The prayer book in use for the baptism of Azaliah Yves was the 1662 version of the Book of Common Prayer, a book that can trace its lineage back to Archbishop Thomas Cranmer, who edited it – and probably wrote most of it himself – in 1552. Azaliah Yves was christened on 1 October 1978, two years before the Anglican Church finally dispensed with Cranmer’s elegant words and introduced their new Alternative Service Book. So the words that the Reverend Doctor Jeremiah Lender was intoning when Azaliah slipped out of his grasp were the very same words that would have been spoken to generations of Anglican babies for the past three hundred years. ‘We receive this child into the congregation of Christ’s flock,’ he would have read, ‘and do sign her with the sign of the cross, in token that hereafter she shall not be ashamed to confess the faith of Christ crucified, and manfully to fight under his banner against sin, the world and the Devil, and to continue Christ’s faithful soldier and servant unto her life’s end. Amen.’

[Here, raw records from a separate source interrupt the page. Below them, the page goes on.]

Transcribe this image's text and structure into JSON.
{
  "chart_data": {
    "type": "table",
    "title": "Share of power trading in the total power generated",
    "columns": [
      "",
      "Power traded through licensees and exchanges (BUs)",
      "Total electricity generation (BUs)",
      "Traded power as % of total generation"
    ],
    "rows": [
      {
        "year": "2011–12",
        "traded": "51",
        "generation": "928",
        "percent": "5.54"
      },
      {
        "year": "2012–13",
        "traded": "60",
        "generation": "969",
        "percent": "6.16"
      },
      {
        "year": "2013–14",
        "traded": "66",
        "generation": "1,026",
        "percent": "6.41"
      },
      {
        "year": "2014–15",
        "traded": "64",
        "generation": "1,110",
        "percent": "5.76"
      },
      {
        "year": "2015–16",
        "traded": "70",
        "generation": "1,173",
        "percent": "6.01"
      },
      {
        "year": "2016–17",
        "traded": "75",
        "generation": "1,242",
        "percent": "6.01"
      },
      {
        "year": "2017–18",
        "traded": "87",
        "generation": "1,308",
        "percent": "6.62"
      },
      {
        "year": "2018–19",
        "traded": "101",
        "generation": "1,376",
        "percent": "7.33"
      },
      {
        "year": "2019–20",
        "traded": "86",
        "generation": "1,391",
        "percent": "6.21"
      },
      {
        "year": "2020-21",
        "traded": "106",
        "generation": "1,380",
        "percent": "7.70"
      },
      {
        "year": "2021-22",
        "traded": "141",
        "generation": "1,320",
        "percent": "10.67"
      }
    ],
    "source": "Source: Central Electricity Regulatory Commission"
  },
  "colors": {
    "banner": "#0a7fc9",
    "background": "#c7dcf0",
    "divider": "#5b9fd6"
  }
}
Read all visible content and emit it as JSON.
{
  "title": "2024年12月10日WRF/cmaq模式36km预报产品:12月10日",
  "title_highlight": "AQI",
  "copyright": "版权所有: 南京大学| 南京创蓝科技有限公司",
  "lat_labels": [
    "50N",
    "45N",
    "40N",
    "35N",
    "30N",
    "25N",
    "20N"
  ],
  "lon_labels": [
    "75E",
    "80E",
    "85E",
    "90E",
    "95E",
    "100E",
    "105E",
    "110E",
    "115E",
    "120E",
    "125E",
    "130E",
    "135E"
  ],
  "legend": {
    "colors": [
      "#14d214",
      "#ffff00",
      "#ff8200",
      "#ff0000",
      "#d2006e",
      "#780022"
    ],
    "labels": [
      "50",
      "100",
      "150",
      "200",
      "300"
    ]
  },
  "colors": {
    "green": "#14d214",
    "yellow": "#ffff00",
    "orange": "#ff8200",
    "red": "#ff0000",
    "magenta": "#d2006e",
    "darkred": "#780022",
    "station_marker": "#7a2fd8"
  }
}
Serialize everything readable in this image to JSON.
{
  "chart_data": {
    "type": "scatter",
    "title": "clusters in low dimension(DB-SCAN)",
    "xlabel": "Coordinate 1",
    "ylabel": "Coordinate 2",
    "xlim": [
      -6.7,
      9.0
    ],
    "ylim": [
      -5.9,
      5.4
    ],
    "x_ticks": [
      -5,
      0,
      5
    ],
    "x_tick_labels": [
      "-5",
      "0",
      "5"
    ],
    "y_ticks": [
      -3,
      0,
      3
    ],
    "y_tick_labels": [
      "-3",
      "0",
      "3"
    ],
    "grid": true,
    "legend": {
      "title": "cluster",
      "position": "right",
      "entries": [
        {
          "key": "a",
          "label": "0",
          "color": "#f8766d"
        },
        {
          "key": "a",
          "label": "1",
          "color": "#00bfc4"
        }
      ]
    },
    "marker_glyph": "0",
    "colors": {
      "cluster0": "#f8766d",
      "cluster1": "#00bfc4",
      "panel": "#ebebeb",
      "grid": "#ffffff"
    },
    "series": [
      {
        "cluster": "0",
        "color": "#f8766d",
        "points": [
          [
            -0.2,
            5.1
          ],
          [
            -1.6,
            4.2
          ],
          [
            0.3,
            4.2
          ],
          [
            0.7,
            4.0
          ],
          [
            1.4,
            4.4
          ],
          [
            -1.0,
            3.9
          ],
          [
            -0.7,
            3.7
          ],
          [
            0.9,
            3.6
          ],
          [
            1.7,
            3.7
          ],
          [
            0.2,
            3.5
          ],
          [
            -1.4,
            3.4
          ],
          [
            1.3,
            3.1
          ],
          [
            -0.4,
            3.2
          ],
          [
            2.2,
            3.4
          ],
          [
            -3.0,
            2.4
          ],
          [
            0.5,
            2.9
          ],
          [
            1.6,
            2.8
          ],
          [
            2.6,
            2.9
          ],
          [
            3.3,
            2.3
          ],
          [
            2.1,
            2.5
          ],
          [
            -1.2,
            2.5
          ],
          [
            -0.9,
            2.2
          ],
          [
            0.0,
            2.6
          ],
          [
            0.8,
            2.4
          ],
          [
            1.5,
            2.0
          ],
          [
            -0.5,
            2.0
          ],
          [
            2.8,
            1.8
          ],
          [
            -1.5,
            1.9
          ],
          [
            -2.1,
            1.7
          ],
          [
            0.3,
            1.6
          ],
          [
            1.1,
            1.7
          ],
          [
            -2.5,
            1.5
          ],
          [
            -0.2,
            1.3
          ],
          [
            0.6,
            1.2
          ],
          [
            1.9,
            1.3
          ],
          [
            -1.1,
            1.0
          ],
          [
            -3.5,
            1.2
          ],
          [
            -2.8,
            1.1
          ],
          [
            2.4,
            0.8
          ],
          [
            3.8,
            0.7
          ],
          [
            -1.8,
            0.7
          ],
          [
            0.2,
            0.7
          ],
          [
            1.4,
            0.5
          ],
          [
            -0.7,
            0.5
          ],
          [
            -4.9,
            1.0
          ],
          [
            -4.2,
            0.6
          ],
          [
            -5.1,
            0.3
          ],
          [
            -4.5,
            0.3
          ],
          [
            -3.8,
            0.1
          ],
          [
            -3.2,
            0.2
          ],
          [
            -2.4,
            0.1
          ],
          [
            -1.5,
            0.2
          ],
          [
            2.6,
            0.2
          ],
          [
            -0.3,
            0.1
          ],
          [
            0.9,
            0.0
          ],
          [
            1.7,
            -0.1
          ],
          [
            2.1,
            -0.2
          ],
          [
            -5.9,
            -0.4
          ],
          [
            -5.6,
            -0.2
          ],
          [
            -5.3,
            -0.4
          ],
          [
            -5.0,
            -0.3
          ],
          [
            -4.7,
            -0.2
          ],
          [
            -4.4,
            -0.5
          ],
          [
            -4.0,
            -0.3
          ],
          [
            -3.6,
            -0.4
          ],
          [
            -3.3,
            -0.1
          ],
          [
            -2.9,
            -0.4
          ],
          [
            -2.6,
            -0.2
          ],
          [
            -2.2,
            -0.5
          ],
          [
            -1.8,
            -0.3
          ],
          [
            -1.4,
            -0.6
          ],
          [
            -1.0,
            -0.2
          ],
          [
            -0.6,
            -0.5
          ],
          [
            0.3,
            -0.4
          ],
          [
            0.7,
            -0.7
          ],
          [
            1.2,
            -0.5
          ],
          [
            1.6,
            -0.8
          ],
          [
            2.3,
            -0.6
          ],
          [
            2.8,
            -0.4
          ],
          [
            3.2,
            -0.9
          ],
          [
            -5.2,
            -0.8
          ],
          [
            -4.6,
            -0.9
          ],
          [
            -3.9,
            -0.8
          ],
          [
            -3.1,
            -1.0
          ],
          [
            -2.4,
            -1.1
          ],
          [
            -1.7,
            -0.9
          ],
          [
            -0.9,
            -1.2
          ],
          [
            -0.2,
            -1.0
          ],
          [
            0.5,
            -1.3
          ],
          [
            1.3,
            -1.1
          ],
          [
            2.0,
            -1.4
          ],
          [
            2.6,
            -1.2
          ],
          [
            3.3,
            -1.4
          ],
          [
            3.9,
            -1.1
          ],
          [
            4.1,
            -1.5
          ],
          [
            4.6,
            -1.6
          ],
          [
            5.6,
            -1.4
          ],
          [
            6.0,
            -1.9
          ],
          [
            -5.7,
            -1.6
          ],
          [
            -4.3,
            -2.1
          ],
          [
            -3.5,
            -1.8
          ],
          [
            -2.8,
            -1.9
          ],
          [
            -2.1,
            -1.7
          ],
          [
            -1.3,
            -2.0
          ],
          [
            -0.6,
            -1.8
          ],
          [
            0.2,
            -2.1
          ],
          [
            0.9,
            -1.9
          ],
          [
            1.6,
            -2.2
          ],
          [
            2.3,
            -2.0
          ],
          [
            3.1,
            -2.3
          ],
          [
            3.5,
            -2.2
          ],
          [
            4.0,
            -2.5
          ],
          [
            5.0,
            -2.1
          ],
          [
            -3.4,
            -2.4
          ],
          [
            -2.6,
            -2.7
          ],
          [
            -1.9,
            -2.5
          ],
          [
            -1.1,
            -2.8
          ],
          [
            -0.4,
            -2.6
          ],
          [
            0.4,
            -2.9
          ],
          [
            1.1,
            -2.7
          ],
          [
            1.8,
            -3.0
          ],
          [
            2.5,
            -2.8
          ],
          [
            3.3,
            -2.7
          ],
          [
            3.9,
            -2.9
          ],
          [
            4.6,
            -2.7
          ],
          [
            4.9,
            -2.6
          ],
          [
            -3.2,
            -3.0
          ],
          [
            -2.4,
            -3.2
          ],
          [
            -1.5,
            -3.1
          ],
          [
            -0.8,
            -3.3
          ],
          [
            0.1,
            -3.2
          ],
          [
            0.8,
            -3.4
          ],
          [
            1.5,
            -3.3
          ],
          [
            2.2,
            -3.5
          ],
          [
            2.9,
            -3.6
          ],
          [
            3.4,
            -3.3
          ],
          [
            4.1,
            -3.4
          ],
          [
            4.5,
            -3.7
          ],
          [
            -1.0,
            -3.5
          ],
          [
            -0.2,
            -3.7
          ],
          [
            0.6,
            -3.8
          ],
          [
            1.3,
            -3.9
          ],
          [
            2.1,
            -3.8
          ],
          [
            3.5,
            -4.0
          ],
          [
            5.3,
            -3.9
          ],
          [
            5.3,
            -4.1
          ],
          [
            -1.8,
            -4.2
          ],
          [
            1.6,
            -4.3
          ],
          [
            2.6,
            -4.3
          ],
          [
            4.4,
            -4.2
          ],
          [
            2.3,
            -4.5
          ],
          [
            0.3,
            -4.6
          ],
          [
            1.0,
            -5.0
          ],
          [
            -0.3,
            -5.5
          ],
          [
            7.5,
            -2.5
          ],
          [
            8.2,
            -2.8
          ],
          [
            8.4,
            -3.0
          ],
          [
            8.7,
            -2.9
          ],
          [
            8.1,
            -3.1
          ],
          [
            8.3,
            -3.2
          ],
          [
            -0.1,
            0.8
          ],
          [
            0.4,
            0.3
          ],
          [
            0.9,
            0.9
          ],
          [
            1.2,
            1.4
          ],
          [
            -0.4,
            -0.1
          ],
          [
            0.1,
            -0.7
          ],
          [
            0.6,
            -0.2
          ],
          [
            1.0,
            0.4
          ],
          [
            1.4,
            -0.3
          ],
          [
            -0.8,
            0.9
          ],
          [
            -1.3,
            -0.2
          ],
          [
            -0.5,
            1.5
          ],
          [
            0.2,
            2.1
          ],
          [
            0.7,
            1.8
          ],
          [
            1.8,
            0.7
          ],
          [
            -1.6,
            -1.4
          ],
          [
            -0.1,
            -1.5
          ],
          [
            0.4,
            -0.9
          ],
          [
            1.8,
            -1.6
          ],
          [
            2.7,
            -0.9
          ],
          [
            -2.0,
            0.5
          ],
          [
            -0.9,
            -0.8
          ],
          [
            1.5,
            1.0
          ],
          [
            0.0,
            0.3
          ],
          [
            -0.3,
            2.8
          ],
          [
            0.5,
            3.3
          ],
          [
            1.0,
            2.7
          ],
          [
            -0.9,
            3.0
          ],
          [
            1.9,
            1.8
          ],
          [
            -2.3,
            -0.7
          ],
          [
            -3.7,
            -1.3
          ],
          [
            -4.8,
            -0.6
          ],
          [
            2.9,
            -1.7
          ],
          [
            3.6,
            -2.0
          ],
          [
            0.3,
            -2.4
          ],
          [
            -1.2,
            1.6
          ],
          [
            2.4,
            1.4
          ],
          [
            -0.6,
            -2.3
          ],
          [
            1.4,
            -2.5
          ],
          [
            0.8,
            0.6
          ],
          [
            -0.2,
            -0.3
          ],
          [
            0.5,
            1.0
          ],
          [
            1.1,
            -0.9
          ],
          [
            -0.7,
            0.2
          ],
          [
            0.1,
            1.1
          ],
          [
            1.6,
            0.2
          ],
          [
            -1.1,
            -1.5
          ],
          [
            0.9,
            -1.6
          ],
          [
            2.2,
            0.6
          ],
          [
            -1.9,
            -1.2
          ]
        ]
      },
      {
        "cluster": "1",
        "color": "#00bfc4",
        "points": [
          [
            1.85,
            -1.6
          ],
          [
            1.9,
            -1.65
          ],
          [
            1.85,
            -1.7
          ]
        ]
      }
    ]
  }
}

A thoughtful footnote to the 1815 edition of the Book of Common Prayer reads: ‘It is certain by God’s Word, that children which are baptised, dying before they commit actual sin, are undoubtedly saved.’ And for a moment or two after the dropping of Azaliah it seemed as if this amnesty might be needed to offer comfort to Ms Marion Yves. In the silence that followed the clunk and the splash there were, among the congregation, several who assumed the baby was dead. There was a gasp of almost theatrical proportions from the pews. The vicar snatched up the tiny body in its glossy wet christening gown, and all could see that Azaliah’s little face was now awash with blood.